Les pros se divisent en plusieurs castes.

“L’argentique baroudeur badgé”, repérable de loin à sa veste saharienne, dont les multitudes petites poches contiennent des “cartouches à images”. Armé de la sorte, l’argentique baroudeur badgé erre et traque sa proie : l’autochtone ! En bas des maisons, à l’angle du minimarché de quartier, à la sortie de votre voiture, l’argentique est là, prêt à tirer, pointant son arme en mode rafale sur vous, ou votre chien, même votre poisson rouge…

“Le numérique badgé” est plus vicieux, sournois, moins détectable vestimentairement parlant. Il se fond dans la masse, s’assoie aux terrasses des cafés (c’est justement sa posture statique, sa main greffée à un petit appareil photo, le plus souvent camouflée sous la table, qui le rend repérable) et attend sa proie.

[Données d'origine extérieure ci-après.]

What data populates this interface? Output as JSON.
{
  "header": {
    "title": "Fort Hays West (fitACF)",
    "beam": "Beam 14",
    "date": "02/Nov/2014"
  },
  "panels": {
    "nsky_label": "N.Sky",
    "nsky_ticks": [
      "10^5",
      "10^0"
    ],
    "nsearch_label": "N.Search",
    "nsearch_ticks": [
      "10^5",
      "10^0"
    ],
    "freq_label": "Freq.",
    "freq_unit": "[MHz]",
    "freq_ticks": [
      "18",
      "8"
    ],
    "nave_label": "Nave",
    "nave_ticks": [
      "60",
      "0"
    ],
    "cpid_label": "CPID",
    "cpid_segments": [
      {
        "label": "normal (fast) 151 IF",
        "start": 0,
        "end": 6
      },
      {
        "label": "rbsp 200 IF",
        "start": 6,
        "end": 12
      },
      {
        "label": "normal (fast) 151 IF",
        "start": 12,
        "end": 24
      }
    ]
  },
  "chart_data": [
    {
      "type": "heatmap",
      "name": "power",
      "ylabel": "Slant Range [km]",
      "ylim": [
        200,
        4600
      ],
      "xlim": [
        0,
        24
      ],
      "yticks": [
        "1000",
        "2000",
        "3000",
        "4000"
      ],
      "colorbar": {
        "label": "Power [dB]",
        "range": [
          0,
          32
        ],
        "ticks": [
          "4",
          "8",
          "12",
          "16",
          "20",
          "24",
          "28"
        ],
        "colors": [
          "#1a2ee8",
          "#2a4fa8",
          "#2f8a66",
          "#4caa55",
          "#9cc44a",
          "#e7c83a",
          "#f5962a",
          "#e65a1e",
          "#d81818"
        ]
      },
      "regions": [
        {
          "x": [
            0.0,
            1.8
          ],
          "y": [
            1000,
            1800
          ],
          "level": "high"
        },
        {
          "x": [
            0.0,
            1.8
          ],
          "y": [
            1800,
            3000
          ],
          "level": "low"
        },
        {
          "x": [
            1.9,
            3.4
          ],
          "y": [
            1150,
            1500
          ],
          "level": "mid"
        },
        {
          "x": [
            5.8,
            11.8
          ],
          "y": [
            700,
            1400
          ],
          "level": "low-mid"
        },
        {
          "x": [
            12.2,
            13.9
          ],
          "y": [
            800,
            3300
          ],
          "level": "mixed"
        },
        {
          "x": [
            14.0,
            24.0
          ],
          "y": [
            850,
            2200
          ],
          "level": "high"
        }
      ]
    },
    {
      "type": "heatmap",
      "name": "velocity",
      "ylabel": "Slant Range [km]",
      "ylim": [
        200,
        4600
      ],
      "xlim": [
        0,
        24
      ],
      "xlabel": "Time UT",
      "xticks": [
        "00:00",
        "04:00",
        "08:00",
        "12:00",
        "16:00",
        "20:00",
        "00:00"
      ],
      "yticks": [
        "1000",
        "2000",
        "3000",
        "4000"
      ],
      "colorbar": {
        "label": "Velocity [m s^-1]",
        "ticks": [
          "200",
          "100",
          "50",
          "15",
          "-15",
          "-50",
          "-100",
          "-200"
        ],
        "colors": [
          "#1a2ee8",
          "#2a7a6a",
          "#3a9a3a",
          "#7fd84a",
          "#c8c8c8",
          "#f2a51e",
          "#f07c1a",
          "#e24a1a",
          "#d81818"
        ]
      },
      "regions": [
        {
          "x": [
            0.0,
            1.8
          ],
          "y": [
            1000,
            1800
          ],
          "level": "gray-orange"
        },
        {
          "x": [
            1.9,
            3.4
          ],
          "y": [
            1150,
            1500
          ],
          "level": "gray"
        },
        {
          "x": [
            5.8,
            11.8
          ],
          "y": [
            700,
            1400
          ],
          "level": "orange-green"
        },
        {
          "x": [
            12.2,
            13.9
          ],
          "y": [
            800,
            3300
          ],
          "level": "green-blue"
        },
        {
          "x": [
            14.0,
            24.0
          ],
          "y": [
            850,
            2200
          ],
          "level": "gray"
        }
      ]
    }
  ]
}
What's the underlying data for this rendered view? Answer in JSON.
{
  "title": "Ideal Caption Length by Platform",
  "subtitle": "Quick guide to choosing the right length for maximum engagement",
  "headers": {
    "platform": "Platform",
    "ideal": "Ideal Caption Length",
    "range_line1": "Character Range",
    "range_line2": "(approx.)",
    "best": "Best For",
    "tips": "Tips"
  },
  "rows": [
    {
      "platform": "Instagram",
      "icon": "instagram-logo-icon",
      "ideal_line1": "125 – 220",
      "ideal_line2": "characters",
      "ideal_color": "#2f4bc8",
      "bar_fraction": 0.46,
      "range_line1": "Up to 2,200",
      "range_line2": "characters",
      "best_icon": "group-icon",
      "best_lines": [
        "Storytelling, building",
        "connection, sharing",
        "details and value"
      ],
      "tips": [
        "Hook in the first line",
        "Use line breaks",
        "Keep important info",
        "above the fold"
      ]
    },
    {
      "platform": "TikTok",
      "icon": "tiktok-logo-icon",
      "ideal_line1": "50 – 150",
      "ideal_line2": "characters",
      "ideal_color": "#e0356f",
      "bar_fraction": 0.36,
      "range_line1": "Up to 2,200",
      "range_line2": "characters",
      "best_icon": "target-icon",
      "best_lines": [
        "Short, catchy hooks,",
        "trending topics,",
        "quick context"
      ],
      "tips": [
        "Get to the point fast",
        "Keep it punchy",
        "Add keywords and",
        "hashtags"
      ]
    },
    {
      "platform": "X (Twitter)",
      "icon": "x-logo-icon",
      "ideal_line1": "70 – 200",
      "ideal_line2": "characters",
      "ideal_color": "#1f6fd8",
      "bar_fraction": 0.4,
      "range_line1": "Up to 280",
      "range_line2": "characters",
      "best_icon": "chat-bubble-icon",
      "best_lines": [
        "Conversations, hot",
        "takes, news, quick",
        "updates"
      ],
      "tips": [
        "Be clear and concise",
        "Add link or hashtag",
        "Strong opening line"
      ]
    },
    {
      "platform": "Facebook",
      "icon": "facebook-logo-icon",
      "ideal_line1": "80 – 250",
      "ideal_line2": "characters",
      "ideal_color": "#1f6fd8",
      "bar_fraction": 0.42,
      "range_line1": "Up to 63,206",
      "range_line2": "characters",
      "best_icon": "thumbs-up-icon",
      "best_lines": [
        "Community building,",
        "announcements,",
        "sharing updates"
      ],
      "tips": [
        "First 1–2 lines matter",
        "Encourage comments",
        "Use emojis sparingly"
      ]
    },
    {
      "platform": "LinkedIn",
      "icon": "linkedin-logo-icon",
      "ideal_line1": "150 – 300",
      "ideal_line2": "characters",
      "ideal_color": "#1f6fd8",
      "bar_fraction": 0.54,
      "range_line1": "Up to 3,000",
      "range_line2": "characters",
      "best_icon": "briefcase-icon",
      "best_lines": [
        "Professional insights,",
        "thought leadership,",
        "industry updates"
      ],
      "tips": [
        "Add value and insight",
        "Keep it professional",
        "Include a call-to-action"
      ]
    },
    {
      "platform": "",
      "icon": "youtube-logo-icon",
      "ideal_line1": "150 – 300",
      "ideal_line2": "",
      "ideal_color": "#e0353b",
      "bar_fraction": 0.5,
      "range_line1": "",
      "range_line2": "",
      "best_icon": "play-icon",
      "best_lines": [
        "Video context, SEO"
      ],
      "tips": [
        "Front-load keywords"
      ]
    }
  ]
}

Il guette, épie, scrute et tire… Coriace à éviter, celui-là !

Il y a aussi, et j’avoue que ce sont mes préférés, les addicts du “shooting de macadam”. Pour les trouver, rien de plus simple. Ils sont souvent dans une posture particulière, à quatre pattes, tournant autour de 4 cm2 de bitume surchauffé en plein milieu d’une route ou d’une rue. Le shooteur de macadam vous fera un signe autoritaire de la main afin que vous arrêtiez votre véhicule le temps qu’il immortalise ce bout d’asphalte… 

Comme cette attitude est assez récurrente, je me questionne : “Et si le macadam arlésien était une sorte de terre promise ignorée de ses usagés ?…”

Les badgés, toutes castes confondues, ont pour doctrine de toujours arborer de manière nonchalante leur laissez-passer. Vous les croisez dans les soirées, à une heure du matin, quand toutes les expos et conférences de la journée sont terminées, un verre à la main, rhinocéros roses à cornes vertes autour du cou comme s’ils étaient nés avec ! Vous finissez même par vous dire : “Mince, je n’aurais pas autant d’assurance avec un rhino en guise de collier !” 

Du 3 au 13 juillet, je vais donc rentrer dans une phase de paranoïa aiguë, la peur du flashage intempestif va m’envahir. Mais cette année, c’est juré, on ne m’y reprendra plus. Je ne vais donc plus enfiler le premier vêtement qui traîne au pied de mon lit, je n’aurai plus le cheveu hirsute et le regard bovin pour aller acheter ma baguette matinale ! Poses étudiées pour boire mon café en terrasse, démarche aérienne, port de tête remarquable : voilà le quotidien qui m’attend pour ne pas risquer l’horreur photographique. Je vous abandonne donc vite pour m’entraîner. Les expos de cette 41e édition des RIP ? Je les découvrirai après le 13 juillet, sereinement, en tongs et cheveux rebelles… J’espère vous y croiser, chers lecteurs, mais sans appareil photo ! Par pitié… » — Sophie Aubert, juin 2010.